None of this, though, is as dispiriting as the reactions I get from certain listeners: the recommendations that I sing my words or think before I speak; the laughter and mockery; the assumption that I must be “crazy” or “retarded.” Servers in restaurants turn to my dining companions, silently pleading with them to order for me. Years ago, an editor told me outright that he wouldn’t hire a stutterer, even though I was the best-qualified candidate.
This ostracism is one reason why I think stuttering makes me a better journalist. Aside from the speech impediment, I haven’t encountered a lot of struggle in my life. But my stutter has taught me about bias and marginalization. It has taught me how easy it is to overlook someone’s talent because of a trait irrelevant to job performance: disability, race, family status, religion, physical appearance.

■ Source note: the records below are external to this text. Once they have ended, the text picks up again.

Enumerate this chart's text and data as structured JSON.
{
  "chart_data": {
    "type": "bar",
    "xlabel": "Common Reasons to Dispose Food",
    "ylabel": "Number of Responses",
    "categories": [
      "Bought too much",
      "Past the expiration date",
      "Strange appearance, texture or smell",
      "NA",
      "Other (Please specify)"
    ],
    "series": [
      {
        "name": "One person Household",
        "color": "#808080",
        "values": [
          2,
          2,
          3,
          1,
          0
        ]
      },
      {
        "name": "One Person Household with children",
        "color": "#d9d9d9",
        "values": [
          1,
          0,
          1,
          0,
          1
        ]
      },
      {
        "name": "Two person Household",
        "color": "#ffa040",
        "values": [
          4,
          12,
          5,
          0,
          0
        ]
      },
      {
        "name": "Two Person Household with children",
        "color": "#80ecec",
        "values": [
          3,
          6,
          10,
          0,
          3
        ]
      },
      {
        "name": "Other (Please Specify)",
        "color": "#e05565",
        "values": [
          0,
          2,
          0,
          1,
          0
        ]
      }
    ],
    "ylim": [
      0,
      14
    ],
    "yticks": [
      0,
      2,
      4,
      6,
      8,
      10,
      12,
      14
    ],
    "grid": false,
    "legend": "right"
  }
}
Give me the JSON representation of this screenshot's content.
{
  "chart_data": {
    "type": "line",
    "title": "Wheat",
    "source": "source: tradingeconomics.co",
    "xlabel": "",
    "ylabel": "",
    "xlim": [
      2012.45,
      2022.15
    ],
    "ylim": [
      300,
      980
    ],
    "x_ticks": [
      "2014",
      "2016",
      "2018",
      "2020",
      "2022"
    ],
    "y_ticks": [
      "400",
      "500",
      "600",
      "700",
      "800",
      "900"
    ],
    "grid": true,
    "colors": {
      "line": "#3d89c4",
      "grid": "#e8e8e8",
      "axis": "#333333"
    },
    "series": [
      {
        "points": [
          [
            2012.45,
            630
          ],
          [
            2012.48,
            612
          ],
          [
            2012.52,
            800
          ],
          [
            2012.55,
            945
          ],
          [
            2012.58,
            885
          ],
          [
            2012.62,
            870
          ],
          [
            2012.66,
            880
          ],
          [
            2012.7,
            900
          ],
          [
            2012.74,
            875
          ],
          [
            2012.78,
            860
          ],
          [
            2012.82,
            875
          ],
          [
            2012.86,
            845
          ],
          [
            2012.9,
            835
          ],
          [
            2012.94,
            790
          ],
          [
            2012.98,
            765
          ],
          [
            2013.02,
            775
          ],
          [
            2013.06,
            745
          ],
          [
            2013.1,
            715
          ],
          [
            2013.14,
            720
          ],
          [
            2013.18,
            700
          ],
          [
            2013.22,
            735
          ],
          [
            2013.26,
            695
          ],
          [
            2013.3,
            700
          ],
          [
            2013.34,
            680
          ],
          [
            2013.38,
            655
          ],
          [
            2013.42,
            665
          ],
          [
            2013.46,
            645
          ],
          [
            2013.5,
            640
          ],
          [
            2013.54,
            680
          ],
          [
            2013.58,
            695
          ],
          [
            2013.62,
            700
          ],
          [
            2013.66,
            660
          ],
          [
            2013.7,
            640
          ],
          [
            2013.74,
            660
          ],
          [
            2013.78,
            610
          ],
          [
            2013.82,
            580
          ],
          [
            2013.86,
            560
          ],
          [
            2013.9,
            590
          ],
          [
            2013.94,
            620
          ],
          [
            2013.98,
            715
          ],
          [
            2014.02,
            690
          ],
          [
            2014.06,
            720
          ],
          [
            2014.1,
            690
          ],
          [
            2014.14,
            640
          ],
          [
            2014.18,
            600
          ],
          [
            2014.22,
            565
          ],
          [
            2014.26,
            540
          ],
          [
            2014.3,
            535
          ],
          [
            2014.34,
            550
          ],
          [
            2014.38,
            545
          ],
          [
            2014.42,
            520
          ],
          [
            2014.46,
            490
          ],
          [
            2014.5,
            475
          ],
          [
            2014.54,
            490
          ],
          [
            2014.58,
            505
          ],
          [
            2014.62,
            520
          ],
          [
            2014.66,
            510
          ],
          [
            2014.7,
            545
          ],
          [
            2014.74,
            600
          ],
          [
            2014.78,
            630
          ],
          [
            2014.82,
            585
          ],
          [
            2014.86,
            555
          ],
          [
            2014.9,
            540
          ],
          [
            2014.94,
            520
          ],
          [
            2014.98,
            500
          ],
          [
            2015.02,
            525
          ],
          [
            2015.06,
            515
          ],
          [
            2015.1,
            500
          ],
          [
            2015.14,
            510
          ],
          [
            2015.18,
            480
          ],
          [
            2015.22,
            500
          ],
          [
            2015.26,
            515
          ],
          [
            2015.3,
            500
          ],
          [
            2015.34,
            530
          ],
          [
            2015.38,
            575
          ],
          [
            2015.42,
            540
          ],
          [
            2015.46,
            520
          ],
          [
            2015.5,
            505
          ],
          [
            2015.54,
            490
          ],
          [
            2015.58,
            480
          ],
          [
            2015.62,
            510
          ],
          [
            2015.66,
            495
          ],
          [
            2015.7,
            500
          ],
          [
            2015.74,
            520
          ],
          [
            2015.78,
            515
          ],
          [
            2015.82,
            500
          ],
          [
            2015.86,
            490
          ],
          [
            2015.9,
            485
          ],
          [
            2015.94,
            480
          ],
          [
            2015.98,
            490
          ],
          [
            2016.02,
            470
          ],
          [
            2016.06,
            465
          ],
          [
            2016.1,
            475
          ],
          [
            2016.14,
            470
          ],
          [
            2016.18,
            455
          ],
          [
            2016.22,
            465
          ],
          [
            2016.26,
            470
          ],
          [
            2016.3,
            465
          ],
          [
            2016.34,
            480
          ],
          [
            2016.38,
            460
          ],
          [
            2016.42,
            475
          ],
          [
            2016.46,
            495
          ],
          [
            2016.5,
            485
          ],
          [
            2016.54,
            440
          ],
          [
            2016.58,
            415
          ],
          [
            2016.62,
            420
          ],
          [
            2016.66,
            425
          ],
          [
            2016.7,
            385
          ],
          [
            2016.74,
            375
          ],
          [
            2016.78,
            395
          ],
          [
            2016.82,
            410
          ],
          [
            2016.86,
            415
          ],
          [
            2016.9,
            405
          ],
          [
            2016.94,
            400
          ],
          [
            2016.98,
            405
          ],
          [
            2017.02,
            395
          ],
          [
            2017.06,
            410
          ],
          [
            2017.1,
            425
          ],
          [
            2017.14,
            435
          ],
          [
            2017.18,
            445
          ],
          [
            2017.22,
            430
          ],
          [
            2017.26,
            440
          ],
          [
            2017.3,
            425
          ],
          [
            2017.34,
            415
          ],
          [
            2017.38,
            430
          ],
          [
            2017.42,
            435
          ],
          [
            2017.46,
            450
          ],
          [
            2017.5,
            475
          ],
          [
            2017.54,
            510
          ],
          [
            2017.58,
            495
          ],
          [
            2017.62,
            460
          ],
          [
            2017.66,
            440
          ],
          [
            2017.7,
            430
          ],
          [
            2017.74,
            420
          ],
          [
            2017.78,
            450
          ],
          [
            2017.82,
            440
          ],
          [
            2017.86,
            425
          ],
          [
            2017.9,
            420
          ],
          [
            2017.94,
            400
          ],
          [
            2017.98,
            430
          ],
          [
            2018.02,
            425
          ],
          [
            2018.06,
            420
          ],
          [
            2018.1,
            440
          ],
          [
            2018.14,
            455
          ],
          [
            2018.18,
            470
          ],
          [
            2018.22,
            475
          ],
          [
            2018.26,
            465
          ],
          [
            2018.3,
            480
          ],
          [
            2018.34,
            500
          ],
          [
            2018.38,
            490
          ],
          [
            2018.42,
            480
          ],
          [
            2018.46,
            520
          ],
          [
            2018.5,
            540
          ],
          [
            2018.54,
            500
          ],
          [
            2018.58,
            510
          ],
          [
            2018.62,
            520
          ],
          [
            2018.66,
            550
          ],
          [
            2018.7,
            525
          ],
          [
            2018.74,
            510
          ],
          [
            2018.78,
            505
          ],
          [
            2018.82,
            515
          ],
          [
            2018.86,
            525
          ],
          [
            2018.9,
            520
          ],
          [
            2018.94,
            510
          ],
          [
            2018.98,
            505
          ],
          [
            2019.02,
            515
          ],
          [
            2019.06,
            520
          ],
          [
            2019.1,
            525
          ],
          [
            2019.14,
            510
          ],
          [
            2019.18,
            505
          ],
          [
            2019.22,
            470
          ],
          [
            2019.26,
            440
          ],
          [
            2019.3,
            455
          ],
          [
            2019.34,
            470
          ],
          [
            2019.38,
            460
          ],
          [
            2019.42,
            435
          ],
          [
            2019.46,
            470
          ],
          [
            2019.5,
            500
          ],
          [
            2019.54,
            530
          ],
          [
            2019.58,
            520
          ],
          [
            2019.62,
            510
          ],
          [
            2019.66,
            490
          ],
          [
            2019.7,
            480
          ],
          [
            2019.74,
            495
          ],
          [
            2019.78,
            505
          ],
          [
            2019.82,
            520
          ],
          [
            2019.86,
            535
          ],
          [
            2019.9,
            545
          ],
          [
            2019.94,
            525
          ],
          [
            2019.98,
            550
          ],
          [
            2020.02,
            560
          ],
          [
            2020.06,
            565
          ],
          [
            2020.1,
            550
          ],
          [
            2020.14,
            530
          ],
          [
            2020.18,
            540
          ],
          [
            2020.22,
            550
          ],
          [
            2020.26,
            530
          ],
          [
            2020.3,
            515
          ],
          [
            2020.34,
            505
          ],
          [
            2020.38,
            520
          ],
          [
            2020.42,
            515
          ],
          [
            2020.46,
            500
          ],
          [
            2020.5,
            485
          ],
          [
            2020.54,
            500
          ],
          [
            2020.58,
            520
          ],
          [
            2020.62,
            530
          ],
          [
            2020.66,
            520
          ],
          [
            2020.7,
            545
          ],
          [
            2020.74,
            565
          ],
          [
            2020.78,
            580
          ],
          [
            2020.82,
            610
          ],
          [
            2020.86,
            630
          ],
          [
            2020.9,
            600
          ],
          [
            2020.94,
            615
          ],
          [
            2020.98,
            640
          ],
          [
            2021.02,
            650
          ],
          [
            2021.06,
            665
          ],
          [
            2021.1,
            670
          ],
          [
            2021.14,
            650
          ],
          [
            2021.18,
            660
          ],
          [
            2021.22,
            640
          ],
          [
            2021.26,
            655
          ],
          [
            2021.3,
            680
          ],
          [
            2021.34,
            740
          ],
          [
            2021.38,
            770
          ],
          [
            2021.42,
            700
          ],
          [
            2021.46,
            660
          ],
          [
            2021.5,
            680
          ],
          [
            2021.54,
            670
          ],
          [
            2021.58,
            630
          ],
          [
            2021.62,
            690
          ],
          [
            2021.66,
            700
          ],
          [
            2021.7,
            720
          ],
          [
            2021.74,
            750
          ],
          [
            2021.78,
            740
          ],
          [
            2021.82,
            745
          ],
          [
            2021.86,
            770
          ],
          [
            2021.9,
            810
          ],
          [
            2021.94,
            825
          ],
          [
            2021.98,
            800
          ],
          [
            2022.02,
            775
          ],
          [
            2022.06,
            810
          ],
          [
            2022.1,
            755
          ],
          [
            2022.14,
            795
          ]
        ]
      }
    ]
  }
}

It has helped me empathize with the struggles of African-Americans, single mothers, evangelicals, immigrants, teenagers, people in wheelchairs, transgender people, the poor. I find myself seeking common ground with — or at least seeking to understand–people whose political views are out of the mainstream, even if I disagree with them. I’ve learned to make the extra effort to understand individuals whose lives are unlike mine, because I know how blithely other journalists might unwittingly dismiss them. I know it because of how many people have unwittingly dismissed me.
It’s easy to talk with people who are able bodied, affluent, and college educated. They speak in quotable, syntactically correct sentences, with speech that’s easy to understand. They make my job easier by providing coherent analyses. Indeed, my research must include interviews with these folks. But when we journalists limit ourselves to them, we strip our craft of its texture. My stutter is a daily reminder–an alarm that goes off every time I talk–to interview people who might be harder to communicate with.
The other lesson my stutter has offered me is simple: Shut up and listen. I don’t particularly like the physical effort of speaking. So I’m content to ask others to tell me their stories, then sit back, take notes, and make eye contact. I don’t feel compelled to fill the silences; I know someone will fill them, and I prefer it be the interviewee. By listening intently, then following up with gentle questions about missing details, I often wind up with richer, more nuanced stories.
These days, I can tell some of those stories aloud, literally. As our Hurricane Katrina recording session proceeded into the third hour, and then the fourth, my vocal cords gradually relaxed. In the final 30 minutes, Rachel asked me to read the narration script one last time.
Mysteriously, the stutter temporarily disappeared in that final reading, and the words tumbled out fluently. In the control booth, Rachel’s eyes grew wide.
When I finished the last page, she let out a whoop. So did I, realizing that–even though it took a lot of stuttering to get there–I was one step closer to finding my voice.